Jen, I have been reading on and off this past year. Sometimes I have wanted to comment, and then been afraid that I would offend you with what I wanted to say. But mostly I haven't commented because I have just been in a different place than you- trying desperately trying to keep working through my illness the past year, until I finally had to go to the hospital last month. I haven't known how to react to your change in status, as it just brings up so much fear in me- I was on disability for 7 years, and I am so afraid that I could go there again .But that is my issue.

Just Me said...

WinnyNinnyPoo-
Thanks for this feedback. I understand that it can be hard to handle anything but your own health. I really appreciate the support.

This disclaimer is good forever: Anyone who would like my schedule is welcome to it. This is not what I wanted. It sucks. I worked insanely hard for many more years than they thought I could to get where I was and now that's gone. I know that I can't now but it will never change. I loved being an OT. I will miss it for the rest of my life. I don't mean to jump on you, I know what you mean, but this is NOT what I wanted. Maybe somebody does but it's not me. And it's not something I just was given; I worked, earned SSDI, applied, and showed I was severely disabled, entitling me to very little money and Medicare in 2 years.

Just Me said...

Jean Grey-That's understandable. I appreciate not offending me; it's been a very sensitive time. I'm sorry that you've had a rough time and I hope it is improving. I do understand not wanting to think about being here. Here is not what I want and if I could do something else I would in a heartbeat. But this is what it is and I can imagine it's hard to not think of your past. I probably couldn't have read what I've written before because it would have scared me.

Thanks for the feedback.

Michal Ann said...

Great dialogue, Jen + ladies. I remember Jean Gray and WinnieNinnie PooPoo. Good to hear from you again and to know a bit about how it's going for you.

I've felt a bit odd being one of the only commenters and sometimes wonder if my words to Jen are hampering others from writing. I guess that's self-centered but it crosses my mind.


Jen, I hope you haven't felt that I didn't care to ask how you're doing.
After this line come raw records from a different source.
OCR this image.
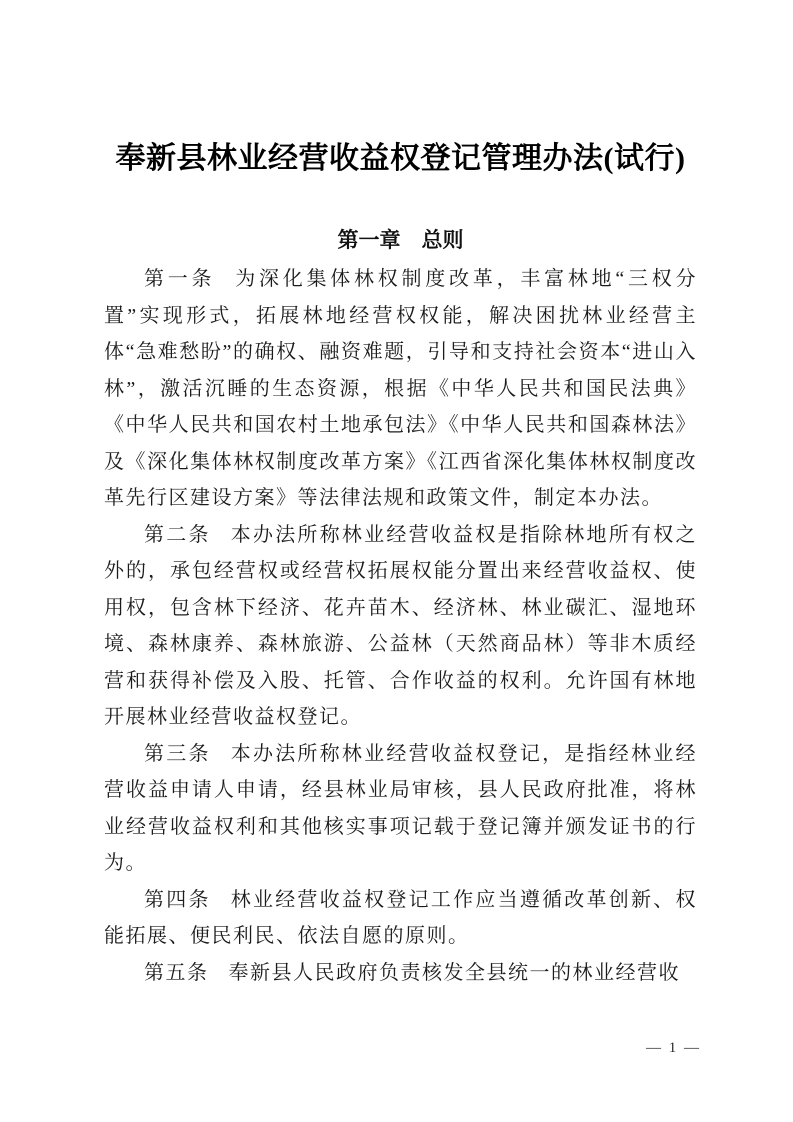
奉新县林业经营收益权登记管理办法(试行)
第一章 总则

第一条 为深化集体林权制度改革，丰富林地“三权分置”实现形式，拓展林地经营权权能，解决困扰林业经营主体“急难愁盼”的确权、融资难题，引导和支持社会资本“进山入林”，激活沉睡的生态资源，根据《中华人民共和国民法典》《中华人民共和国农村土地承包法》《中华人民共和国森林法》及《深化集体林权制度改革方案》《江西省深化集体林权制度改革先行区建设方案》等法律法规和政策文件，制定本办法。

第二条 本办法所称林业经营收益权是指除林地所有权之外的，承包经营权或经营权拓展权能分置出来经营收益权、使用权，包含林下经济、花卉苗木、经济林、林业碳汇、湿地环境、森林康养、森林旅游、公益林（天然商品林）等非木质经营和获得补偿及入股、托管、合作收益的权利。允许国有林地开展林业经营收益权登记。

第三条 本办法所称林业经营收益权登记，是指经林业经营收益申请人申请，经县林业局审核，县人民政府批准，将林业经营收益权利和其他核实事项记载于登记簿并颁发证书的行为。

第四条 林业经营收益权登记工作应当遵循改革创新、权能拓展、便民利民、依法自愿的原则。

第五条 奉新县人民政府负责核发全县统一的林业经营收

— 1 —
I may not have said that in so many words but my intention is to support you knowing full well that you're in recovery. Oh how I pray that many things heal and you reap the benefit of increased strength when your wayward uterus isn't depleting you.

I'm so glad you've heard from some of your long-time readers. Your mood is lifted and that's a very welcome report. I appreciate how careful and thoughtful you are as you process the issues involved in blogging.

Be blessed today, my friend.

WinnyNinny PooPoo said...

Jen: No offense taken, Not thinking you would take it that way, meant as part of recovery from your surgery girl!!! Bit of a headache head and the flu combined probably makes me more dense than ever.

I know you don't want to be disabled. Neither do I. Still fighting it!!!